Certainly the 737 Max is safer now that the MCAS software has been changed. However, to say that this is now the safest airplane because of all this scrutiny is just not true, simply on the basis of the obsolete system for the pitch trim, which has only one electric motor. We're talking about relying on human muscles as a backup to a single electric motor, while all other aircraft have at least two. Some even have three.
I would not get on this aircraft. Why should I subject myself unnecessarily to a higher risk level than on other comparable aircraft? That's basically what's happening here. The grandfathering has been stretched too much.
The final report is not out yet for the second crash, but the interim report has shown quite extensively that the forces on the manual trim wheel are much too high. It's not too surprising. The aircraft's growth since the 1960s has been massive.

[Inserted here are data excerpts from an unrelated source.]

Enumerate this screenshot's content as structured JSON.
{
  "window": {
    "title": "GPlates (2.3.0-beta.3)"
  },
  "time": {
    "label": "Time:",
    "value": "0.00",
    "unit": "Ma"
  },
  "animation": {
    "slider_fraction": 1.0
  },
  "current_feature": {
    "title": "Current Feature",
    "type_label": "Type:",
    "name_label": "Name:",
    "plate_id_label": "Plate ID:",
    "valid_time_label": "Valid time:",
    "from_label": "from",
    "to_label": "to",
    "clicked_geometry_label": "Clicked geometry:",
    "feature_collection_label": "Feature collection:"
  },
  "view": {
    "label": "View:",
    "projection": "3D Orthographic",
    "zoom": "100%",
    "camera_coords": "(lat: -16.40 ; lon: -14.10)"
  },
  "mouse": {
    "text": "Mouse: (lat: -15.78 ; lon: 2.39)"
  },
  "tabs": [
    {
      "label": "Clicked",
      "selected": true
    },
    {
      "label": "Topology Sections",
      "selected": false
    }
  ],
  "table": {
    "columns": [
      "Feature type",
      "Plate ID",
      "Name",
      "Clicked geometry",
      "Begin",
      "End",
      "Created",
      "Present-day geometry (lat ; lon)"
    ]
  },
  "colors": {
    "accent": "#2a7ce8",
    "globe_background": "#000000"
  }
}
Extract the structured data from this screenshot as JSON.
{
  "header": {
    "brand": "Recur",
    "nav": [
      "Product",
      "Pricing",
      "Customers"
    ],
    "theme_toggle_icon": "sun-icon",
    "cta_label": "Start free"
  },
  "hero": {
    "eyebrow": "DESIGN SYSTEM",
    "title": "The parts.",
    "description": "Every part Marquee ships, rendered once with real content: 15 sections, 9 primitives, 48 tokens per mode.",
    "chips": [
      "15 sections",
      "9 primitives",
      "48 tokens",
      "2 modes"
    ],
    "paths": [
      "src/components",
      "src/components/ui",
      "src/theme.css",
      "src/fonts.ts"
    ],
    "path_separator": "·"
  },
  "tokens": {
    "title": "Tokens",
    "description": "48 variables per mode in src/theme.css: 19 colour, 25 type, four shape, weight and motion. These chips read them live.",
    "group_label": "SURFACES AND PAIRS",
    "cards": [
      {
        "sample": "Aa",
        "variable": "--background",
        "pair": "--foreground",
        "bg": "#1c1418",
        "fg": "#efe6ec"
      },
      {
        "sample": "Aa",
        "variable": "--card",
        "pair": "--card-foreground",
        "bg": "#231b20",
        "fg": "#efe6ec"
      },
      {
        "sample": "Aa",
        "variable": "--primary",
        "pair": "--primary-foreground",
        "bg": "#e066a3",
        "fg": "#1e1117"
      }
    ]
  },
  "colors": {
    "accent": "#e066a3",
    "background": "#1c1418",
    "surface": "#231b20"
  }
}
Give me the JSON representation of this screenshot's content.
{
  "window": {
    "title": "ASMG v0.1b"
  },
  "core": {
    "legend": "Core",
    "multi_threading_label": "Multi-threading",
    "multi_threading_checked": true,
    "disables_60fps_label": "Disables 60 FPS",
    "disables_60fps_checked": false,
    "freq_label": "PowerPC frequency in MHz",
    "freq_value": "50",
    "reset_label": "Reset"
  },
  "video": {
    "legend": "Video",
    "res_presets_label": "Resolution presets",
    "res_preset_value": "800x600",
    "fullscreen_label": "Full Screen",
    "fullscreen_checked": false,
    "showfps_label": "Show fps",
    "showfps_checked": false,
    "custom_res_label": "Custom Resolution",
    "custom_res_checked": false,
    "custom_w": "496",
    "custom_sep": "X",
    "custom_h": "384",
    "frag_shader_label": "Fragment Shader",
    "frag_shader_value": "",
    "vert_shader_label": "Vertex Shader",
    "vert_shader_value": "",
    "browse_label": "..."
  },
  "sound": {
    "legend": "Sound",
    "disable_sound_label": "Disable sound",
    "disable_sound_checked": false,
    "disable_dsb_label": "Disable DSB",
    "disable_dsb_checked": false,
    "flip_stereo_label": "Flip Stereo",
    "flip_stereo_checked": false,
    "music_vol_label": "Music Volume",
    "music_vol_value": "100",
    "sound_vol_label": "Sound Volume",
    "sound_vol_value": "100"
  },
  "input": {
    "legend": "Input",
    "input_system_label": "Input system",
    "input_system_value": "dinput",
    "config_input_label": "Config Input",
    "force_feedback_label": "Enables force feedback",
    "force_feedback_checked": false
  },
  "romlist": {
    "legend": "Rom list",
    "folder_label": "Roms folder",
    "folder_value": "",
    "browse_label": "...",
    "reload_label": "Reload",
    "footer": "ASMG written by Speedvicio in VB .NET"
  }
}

First of all, to reiterate, it's not fair to claim that this is the safest airplane, just on that basis. There are other failures that might be happening completely independently of the MCAS that could lead to similar situations in flight when you have high forces on the column and on the manual trim wheel and several types of different malfunctions could happen in the system itself.
It appears to me that it would have made sense, once they introduced MCAS, to ask, “Hold on. MCAS is going to talk to this critical system, the most critical system on the aircraft, and we're not going to put it up to contemporary standards?” Regulations don't force them to do so, but if the new regulation modifications that I'm proposing were ever to be implemented, or had they been applied, or if we could magically apply them retroactively to the development of the 737 Max, I guarantee that the design flaws would have been found and corrected, and the two crashes would have been avoided.